GELORA.CO – Pada 17 September 1948, PKI menculik pimpinan Pesantren Sabilil Muttaqien, KH Imam Mursyid Muttaqien, usai salat Jum’at. KH Mursyid adalah orang yang berjasa membantu anggota BPUPKI (Badan Penyelidik Usaha-usaha Persiapan Kemerdekaan Indonesia ) dan PPKI (Panitia Persiapan Kemerdekaan Indonesia), KH Wahid Hasyim, merumuskan konsep piagam Jakarta. Penangkapan para kiai oleh PKI berlangsung hingga malam hari.
Abdul Mun’im DZ dalam bukunya “Benturan NU-PKI 1948-1965” menjelaskan, PKI menyadari bahwa pesantren adalah saingan terkuat dalam melakukan revolusi sosial. Maka itu, mereka pertama kali melumpuhkan pesantren.
Penangkapan kiai pesantren berlanjut pada 19 September 1948. Kala itu KH Muhammad Nur ditangkap, Kiai pesantren seperti Ustadz Ahmad Baidlowi, Muhammad Maidjo, Rofi’i Tjiptomartono dan lain sebagainya.
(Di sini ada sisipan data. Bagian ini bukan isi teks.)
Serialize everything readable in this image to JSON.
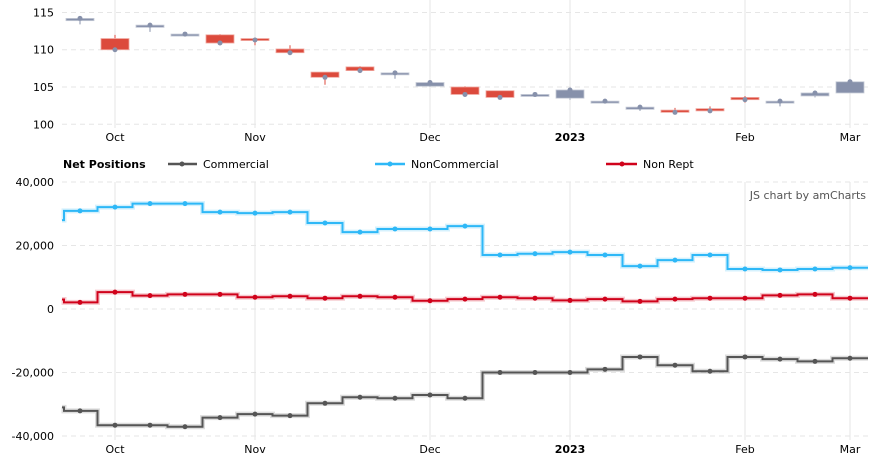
{
  "chart_data": [
    {
      "type": "candlestick",
      "title": "",
      "ylim": [
        99.5,
        116
      ],
      "y_ticks": [
        100,
        105,
        110,
        115
      ],
      "grid": true,
      "x_ticks": [
        {
          "label": "Oct",
          "index": 1,
          "bold": false
        },
        {
          "label": "Nov",
          "index": 5,
          "bold": false
        },
        {
          "label": "Dec",
          "index": 10,
          "bold": false
        },
        {
          "label": "2023",
          "index": 14,
          "bold": true
        },
        {
          "label": "Feb",
          "index": 19,
          "bold": false
        },
        {
          "label": "Mar",
          "index": 22,
          "bold": false
        }
      ],
      "candles": [
        {
          "o": 113.9,
          "h": 114.4,
          "l": 113.4,
          "c": 114.2
        },
        {
          "o": 111.5,
          "h": 112.0,
          "l": 110.0,
          "c": 110.0
        },
        {
          "o": 113.0,
          "h": 113.4,
          "l": 112.4,
          "c": 113.3
        },
        {
          "o": 112.0,
          "h": 112.3,
          "l": 111.8,
          "c": 112.1
        },
        {
          "o": 112.0,
          "h": 112.1,
          "l": 110.9,
          "c": 110.9
        },
        {
          "o": 111.5,
          "h": 111.6,
          "l": 110.6,
          "c": 111.3
        },
        {
          "o": 110.1,
          "h": 110.6,
          "l": 109.3,
          "c": 109.6
        },
        {
          "o": 107.0,
          "h": 107.0,
          "l": 105.3,
          "c": 106.3
        },
        {
          "o": 107.7,
          "h": 107.8,
          "l": 107.1,
          "c": 107.2
        },
        {
          "o": 106.7,
          "h": 107.0,
          "l": 106.1,
          "c": 106.9
        },
        {
          "o": 105.1,
          "h": 105.8,
          "l": 105.0,
          "c": 105.6
        },
        {
          "o": 105.0,
          "h": 105.1,
          "l": 103.7,
          "c": 104.0
        },
        {
          "o": 104.5,
          "h": 104.5,
          "l": 103.6,
          "c": 103.6
        },
        {
          "o": 103.9,
          "h": 104.1,
          "l": 103.8,
          "c": 104.0
        },
        {
          "o": 103.5,
          "h": 104.7,
          "l": 103.3,
          "c": 104.6
        },
        {
          "o": 102.9,
          "h": 103.2,
          "l": 102.8,
          "c": 103.1
        },
        {
          "o": 102.0,
          "h": 102.4,
          "l": 101.8,
          "c": 102.3
        },
        {
          "o": 101.9,
          "h": 102.2,
          "l": 101.4,
          "c": 101.6
        },
        {
          "o": 102.1,
          "h": 102.4,
          "l": 101.8,
          "c": 101.8
        },
        {
          "o": 103.6,
          "h": 103.8,
          "l": 102.9,
          "c": 103.3
        },
        {
          "o": 103.0,
          "h": 103.3,
          "l": 102.4,
          "c": 103.1
        },
        {
          "o": 103.8,
          "h": 104.3,
          "l": 103.6,
          "c": 104.2
        },
        {
          "o": 104.2,
          "h": 105.8,
          "l": 104.2,
          "c": 105.7
        }
      ],
      "colors": {
        "up": "#8791ab",
        "down": "#dc4a3c"
      }
    },
    {
      "type": "line",
      "step": true,
      "title": "Net Positions",
      "ylim": [
        -40000,
        40000
      ],
      "y_ticks": [
        {
          "value": 40000,
          "label": "40,000"
        },
        {
          "value": 20000,
          "label": "20,000"
        },
        {
          "value": 0,
          "label": "0"
        },
        {
          "value": -20000,
          "label": "-20,000"
        },
        {
          "value": -40000,
          "label": "-40,000"
        }
      ],
      "grid": true,
      "legend": "top",
      "credit": "JS chart by amCharts",
      "series": [
        {
          "name": "Commercial",
          "color": "#555555",
          "start": -31000,
          "values": [
            -32100,
            -36600,
            -36600,
            -37100,
            -34200,
            -33100,
            -33600,
            -29700,
            -27800,
            -28100,
            -27100,
            -28100,
            -20000,
            -20000,
            -20000,
            -19000,
            -15100,
            -17700,
            -19600,
            -15100,
            -15800,
            -16500,
            -15500
          ]
        },
        {
          "name": "NonCommercial",
          "color": "#2eb8f7",
          "start": 28000,
          "values": [
            30900,
            32100,
            33200,
            33200,
            30500,
            30200,
            30500,
            27100,
            24200,
            25200,
            25200,
            26100,
            17000,
            17400,
            17900,
            17000,
            13500,
            15400,
            17000,
            12600,
            12300,
            12600,
            13000
          ]
        },
        {
          "name": "Non Rept",
          "color": "#d0021b",
          "start": 3000,
          "values": [
            2100,
            5300,
            4200,
            4600,
            4600,
            3700,
            4000,
            3400,
            4000,
            3700,
            2600,
            3100,
            3700,
            3400,
            2700,
            3100,
            2400,
            3100,
            3400,
            3400,
            4300,
            4600,
            3400
          ]
        }
      ]
    }
  ]
}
“Mereka semuanya dibantai dimasukkan sumur bersama ratusan korban lainnya. Keseluruhan kiai di lingkungan pesantren 23 Takeran yang menjadi korban sejumlah 14 orang. Karena jumlahnya banyak mereka diikat menjadi satu sehingga mudah digiring ke lubang pembantaian. Mereka tidak diikat dengan rantai, melainkan dengan tali kulit bambu yang sangat tajam sehingga bila mereka bergerak kulit mereka tersayat,” tulis Abdul Mun’im dalam bukunya.
Perburuan terhadap para ulama tak berhenti. Pimpinan pesantren Kebonsari, KH Imam Shafwan, bersama kedua anaknya, K Zubair dan K. Abu Bawani, dibantai FDR-PKI saat mengisi pengajian. Sang kiai mengalami penyiksaan yang keji, kedua anaknya tewas dan ia disiksa dengan berbagai siksaan.
“Karena PKI sudah jengkel dan tidak sabar lagi kemudian dimasukkan hidup-hidup dalam sumur, dalam kondisi terjepit itulah KH Imam Shafwan mengumandangkan adzan yang disaksikan oleh beberapa santrinya, tetapi kemudian dikubur dalam keadaan masih hidup oleh pasukan Pesindo-PKI,” tulis Abdul Mun’im.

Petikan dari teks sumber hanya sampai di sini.